Despite Return Day cancellation, two key traditions will still take place in Georgetown
While this year's Return Day parade has been canceled, local leaders have announced that two of the day's most significant traditions will still occur.
Sen. Brian Pettyjohn and Rep. Ruth Briggs King, both R-Georgetown; and Georgetown Mayor Bill West will host the Reading of Returns and the Burying of the Hatchet on Nov. 5, in front of the Sussex County administrative offices on The Circle in Georgetown.
The returns, or election tallies, will be read at noon by Sussex County Sheriff Robert Lee, immediately followed by the symbolic burying of the hatchet by the chairpersons of the Sussex County Democratic, Republican, Independent and Libertarian Parties.

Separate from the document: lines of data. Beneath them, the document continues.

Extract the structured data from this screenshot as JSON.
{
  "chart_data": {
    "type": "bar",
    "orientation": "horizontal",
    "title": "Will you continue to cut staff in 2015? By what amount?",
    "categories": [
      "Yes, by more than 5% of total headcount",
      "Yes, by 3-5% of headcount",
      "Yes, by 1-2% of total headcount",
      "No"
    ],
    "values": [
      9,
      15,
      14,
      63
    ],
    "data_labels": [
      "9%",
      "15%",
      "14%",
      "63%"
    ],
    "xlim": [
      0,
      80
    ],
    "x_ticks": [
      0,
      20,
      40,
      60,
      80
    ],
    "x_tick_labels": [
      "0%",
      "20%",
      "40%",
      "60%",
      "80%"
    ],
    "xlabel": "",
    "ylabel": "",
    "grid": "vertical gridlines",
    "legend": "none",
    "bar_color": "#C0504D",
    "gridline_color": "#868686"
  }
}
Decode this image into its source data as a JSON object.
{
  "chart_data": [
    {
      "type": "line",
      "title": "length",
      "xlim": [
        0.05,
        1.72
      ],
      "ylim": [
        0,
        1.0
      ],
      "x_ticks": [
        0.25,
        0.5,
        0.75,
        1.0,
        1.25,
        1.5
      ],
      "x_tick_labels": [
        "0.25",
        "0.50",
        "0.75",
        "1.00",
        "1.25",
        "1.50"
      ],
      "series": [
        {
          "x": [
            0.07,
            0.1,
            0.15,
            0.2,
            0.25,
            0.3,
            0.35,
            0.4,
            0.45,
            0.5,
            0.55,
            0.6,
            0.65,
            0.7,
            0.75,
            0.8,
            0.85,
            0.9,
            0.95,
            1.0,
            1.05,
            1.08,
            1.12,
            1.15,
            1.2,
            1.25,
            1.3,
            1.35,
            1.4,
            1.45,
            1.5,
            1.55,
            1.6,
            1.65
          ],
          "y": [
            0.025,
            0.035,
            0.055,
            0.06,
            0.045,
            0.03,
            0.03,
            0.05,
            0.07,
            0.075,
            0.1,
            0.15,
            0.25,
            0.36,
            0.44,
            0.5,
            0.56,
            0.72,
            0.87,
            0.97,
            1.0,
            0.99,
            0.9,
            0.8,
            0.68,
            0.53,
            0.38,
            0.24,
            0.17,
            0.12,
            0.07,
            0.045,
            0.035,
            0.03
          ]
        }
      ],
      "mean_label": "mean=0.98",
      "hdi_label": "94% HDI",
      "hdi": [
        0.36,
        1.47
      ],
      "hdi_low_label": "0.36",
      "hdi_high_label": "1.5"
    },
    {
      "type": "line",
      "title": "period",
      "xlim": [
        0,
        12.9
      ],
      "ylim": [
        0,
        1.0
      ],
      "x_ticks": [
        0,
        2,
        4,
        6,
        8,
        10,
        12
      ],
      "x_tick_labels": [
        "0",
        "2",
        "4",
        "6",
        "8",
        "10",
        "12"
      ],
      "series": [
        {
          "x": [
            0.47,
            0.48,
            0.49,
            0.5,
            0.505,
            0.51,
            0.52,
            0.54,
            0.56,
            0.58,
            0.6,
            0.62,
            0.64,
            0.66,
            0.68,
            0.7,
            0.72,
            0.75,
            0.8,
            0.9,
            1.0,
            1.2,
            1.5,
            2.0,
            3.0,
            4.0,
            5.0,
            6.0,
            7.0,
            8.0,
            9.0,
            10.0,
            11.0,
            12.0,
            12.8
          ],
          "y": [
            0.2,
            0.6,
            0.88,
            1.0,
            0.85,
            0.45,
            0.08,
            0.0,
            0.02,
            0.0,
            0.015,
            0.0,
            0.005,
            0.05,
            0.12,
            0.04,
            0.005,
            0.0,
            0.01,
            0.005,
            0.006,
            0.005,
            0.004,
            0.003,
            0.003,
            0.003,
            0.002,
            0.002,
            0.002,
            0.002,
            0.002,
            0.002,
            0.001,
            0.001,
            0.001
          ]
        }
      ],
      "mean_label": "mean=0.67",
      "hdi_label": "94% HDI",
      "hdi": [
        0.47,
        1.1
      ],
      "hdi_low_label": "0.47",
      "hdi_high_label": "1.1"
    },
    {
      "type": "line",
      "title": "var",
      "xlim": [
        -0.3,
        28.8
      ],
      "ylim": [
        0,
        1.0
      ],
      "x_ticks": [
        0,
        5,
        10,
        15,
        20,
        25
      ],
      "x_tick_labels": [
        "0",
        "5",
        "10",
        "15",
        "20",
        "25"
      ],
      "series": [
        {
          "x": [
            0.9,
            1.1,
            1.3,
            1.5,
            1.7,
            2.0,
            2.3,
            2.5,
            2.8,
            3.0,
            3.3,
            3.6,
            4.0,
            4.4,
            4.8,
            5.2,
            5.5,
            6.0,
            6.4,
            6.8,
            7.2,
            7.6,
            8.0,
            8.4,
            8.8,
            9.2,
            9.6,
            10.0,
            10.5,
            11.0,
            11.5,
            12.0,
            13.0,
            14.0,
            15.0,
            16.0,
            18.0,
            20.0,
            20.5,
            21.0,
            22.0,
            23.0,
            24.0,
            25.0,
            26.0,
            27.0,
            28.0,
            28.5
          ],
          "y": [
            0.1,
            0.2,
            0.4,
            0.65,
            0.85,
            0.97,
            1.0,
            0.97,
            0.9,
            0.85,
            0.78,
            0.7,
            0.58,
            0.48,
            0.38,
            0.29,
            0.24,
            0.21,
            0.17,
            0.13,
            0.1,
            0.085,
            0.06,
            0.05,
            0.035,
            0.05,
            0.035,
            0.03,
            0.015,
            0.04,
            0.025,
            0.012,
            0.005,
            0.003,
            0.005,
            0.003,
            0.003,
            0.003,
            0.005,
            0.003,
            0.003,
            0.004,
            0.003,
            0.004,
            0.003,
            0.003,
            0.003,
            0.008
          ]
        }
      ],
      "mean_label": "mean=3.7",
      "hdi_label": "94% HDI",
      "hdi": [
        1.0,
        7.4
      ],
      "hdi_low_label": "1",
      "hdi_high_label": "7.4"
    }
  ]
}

“Dozens of individuals have contacted me over the course of several weeks to see what could be done to keep the tradition of Return Day alive,” Pettyjohn said. “The divisive and caustic nature of the 2020 election season makes it especially important that we perform this act to show our constituents that we are ready to move past the election and govern for all people.”
The Sussex County Return Day Committee has no involvement in the activities after it canceled the official event due to COVID-19 restrictions. While exactly when Return Day began is unknown, it's been celebrated in Georgetown since at least the 1800s. This year was the first time the event was called off since 1942 and 1946 due to World War II.
All participants and spectators in the traditional activities will be expected to abide by COVID-19 guidelines relating to social distancing and face coverings, according to a press release from the Senate Republican Caucus.
The Circle will be closed to traffic from 8 a.m. until 4 p.m. Nov. 5.